The novel has been translated into English by Charles S. Terry, with a foreword by Edwin O. Reischauer, published by Kodansha International.

The long epic (over 900 pages, abridged, in the English version) comprises seven "books" detailing the exploits of Miyamoto Musashi, beginning just after the battle of Sekigahara, following his journeys and the many people who become important in his life, and leading up to his climactic duel with Sasaki Kojiro on Ganryujima (Ganryu or Funa Island).
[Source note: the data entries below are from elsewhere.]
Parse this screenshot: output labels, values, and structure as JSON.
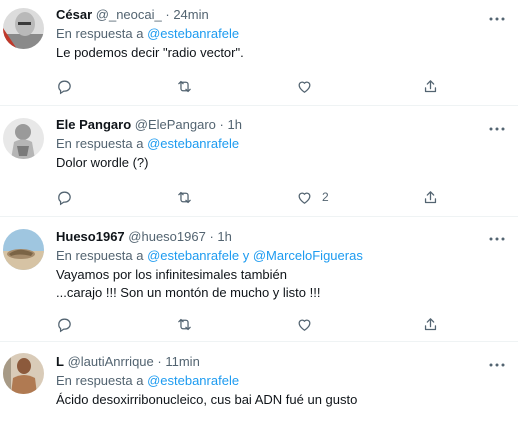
{
  "tweets": [
    {
      "name": "César",
      "handle": "@_neocai_",
      "separator": "·",
      "time": "24min",
      "reply_prefix": "En respuesta a",
      "mentions": [
        "@estebanrafele"
      ],
      "mention_joiner": "",
      "text_lines": [
        "Le podemos decir \"radio vector\"."
      ],
      "like_count": ""
    },
    {
      "name": "Ele Pangaro",
      "handle": "@ElePangaro",
      "separator": "·",
      "time": "1h",
      "reply_prefix": "En respuesta a",
      "mentions": [
        "@estebanrafele"
      ],
      "mention_joiner": "",
      "text_lines": [
        "Dolor wordle (?)"
      ],
      "like_count": "2"
    },
    {
      "name": "Hueso1967",
      "handle": "@hueso1967",
      "separator": "·",
      "time": "1h",
      "reply_prefix": "En respuesta a",
      "mentions": [
        "@estebanrafele",
        "@MarceloFigueras"
      ],
      "mention_joiner": "y",
      "text_lines": [
        "Vayamos por los infinitesimales también",
        "...carajo !!! Son un montón de mucho y listo !!!"
      ],
      "like_count": ""
    },
    {
      "name": "L",
      "handle": "@lautiAnrrique",
      "separator": "·",
      "time": "11min",
      "reply_prefix": "En respuesta a",
      "mentions": [
        "@estebanrafele"
      ],
      "mention_joiner": "",
      "text_lines": [
        "Ácido desoxirribonucleico, cus bai ADN fué un gusto"
      ],
      "like_count": ""
    }
  ],
  "icons": {
    "reply": "reply-icon",
    "retweet": "retweet-icon",
    "like": "like-icon",
    "share": "share-icon",
    "more": "more-options-icon"
  },
  "colors": {
    "link": "#1d9bf0",
    "secondary_text": "#536471",
    "primary_text": "#0f1419",
    "divider": "#eff3f4"
  }
}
Kojiro's cruelty contrasts with Musashi's reflective and selfless nature.
Musashi becomes famous during the course of the novel as he searches for both perfection in swordsmanship and in consciousness. Innovating Japanese swordsmanship, he invents the style of simultaneously wielding both the katana and the wakizashi, something unheard of at that time in Japanese history.
Chance, as well as the characters' very different life decisions, give to the book a philosophical dimension that is revealed in its ending.

==Release details==
- Yoshikawa, Eiji (1935). "Musashi".
- Yoshikawa, Eiji (1981). "Musashi"
- Yoshikawa, Eiji (1993). "Musashi".
- Yoshikawa, Eiji (1995). "Musashi".
- Yoshikawa, Eiji (2026). "Musashi - The Novel, books one to three".